For all this stirring of spring and livers, it’s still a quiet time on the farm. This is when I dream of making my own willow stool hedge for basketry. Willow cut on a yearly cycle stands out in bright colors now, its linear shoots like colored chalk sketched on the grey landscape in shades of acid green, gold and deep burgundy. A farm should have many yields. This is another permaculture principle. When times are slow, or if one crop fails you have others to fall back on. Thus, an orchard should sell fresh fruit but also make cider and distillate (Calvados) as well as fatten pigs on the fallen apples and produce pork. Making baskets isn’t for sustenance but for the soul. Also any willow family (Salicaceae) shoots, if not used for baskets, could be harvested for goat fodder. They grow so readily, with long thin leaves my goats adore.
A diversity of yields on this farm is best expressed three ways: our production of wine; managing grazing for meat and dairy animals; and use of semi-wild foods to augment our vegetable garden. These elements spread our needs across the year and diversify our investments by giving us storable and fresh produce, dual purpose and stacked functions. Grazing animals on the same land as fruit production is a win-win proposition as the animals crop the grass for you, fertilize the land, clean up fallen fruit, and produce meat flavored with that fruit (or nuts like hazelnut or acorn). Animals can be harvested or held ‘on the hoof’ depending on meat needs. Wild foods require little to no input. Here they are the plethora of blackberries around the verges of the vineyard in August, but also the ‘cover crops’ we’ve sown like tillage radish seed pods (fried and salted), field pea tendrils (sautéed with garlic), and the early spring fennel stalks (boiled as the Sicilians do).
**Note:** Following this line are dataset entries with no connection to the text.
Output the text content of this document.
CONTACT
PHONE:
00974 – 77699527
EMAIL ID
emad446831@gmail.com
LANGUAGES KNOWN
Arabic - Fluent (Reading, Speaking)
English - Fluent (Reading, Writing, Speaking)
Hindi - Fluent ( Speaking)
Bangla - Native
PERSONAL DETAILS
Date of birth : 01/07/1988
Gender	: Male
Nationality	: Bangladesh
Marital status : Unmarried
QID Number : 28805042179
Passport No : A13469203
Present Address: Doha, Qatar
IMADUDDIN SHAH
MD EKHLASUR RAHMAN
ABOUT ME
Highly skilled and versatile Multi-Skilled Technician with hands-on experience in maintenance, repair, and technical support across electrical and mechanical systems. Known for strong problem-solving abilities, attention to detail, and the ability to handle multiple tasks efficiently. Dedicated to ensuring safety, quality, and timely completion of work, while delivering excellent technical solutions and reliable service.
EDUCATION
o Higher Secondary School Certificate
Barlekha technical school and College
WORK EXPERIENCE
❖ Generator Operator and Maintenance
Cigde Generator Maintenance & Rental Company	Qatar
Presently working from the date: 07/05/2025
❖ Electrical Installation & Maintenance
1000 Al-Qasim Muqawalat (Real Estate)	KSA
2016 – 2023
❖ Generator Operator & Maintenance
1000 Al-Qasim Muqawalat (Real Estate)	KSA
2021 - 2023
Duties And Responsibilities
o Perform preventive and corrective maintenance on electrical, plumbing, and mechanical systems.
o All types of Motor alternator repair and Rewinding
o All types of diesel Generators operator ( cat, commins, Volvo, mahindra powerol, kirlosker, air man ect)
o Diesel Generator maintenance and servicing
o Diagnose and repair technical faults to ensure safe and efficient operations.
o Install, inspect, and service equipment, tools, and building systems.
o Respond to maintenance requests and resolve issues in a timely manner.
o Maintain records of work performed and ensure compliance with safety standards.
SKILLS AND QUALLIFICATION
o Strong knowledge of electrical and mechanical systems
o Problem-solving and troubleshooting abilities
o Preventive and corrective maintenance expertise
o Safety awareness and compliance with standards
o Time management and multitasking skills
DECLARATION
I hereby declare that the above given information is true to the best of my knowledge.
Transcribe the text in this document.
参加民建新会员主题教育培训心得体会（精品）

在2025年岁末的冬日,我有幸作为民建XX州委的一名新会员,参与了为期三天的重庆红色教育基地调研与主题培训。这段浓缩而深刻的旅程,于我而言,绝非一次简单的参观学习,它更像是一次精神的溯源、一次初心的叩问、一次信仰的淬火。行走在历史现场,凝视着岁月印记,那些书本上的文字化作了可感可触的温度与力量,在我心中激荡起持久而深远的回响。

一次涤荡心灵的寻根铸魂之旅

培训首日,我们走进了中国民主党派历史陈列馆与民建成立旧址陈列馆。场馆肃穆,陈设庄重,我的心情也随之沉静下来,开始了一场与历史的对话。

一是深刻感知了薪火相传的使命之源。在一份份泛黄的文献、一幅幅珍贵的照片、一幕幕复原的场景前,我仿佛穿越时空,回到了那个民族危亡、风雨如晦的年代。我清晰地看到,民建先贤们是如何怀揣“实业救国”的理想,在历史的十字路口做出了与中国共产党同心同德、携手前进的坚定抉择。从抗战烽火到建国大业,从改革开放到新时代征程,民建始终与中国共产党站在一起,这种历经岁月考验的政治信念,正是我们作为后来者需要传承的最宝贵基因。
Wine, as an inventoried, value-added product, brings stability to the system and solid income. It could be apples and cider instead, or high value berries and jam like those grown and produced by my friends Anthony and Carol at Ayer’s Creek Farm. Their jams are exquisite and represent acres of diverse berries — and all the labor entailed in these — preserved in a jar on the shelf. On their farm in the Willamette Valley the fields of loganberry and blackcap and table grapes are then able to be offset by carefully curated vegetables. When Anthony grows something he has a vision for an entire dish. Thus, a corn field becomes the basis for a pozole. He has to grow a good corn for hominy, and the beans, and the appropriate chiles, and the tomatillos for the salsa. A neighbor supplied the pork.
Pursuing this vision he came across the Mexican notion of the milpa. This is typified by the classic example of companion planting, The Three Sisters guild where corn, squash, and beans, being mutually beneficial, are planted together. But the milpa is also about the little herbs and greens that grow almost uninvited below the corn plants. These quelites, are greens like lambsquarters, pigweed and purslane. They are a delicious and nutrient rich accompaniment to the meaty corn stew. Essentially the whole meal grows together in one field.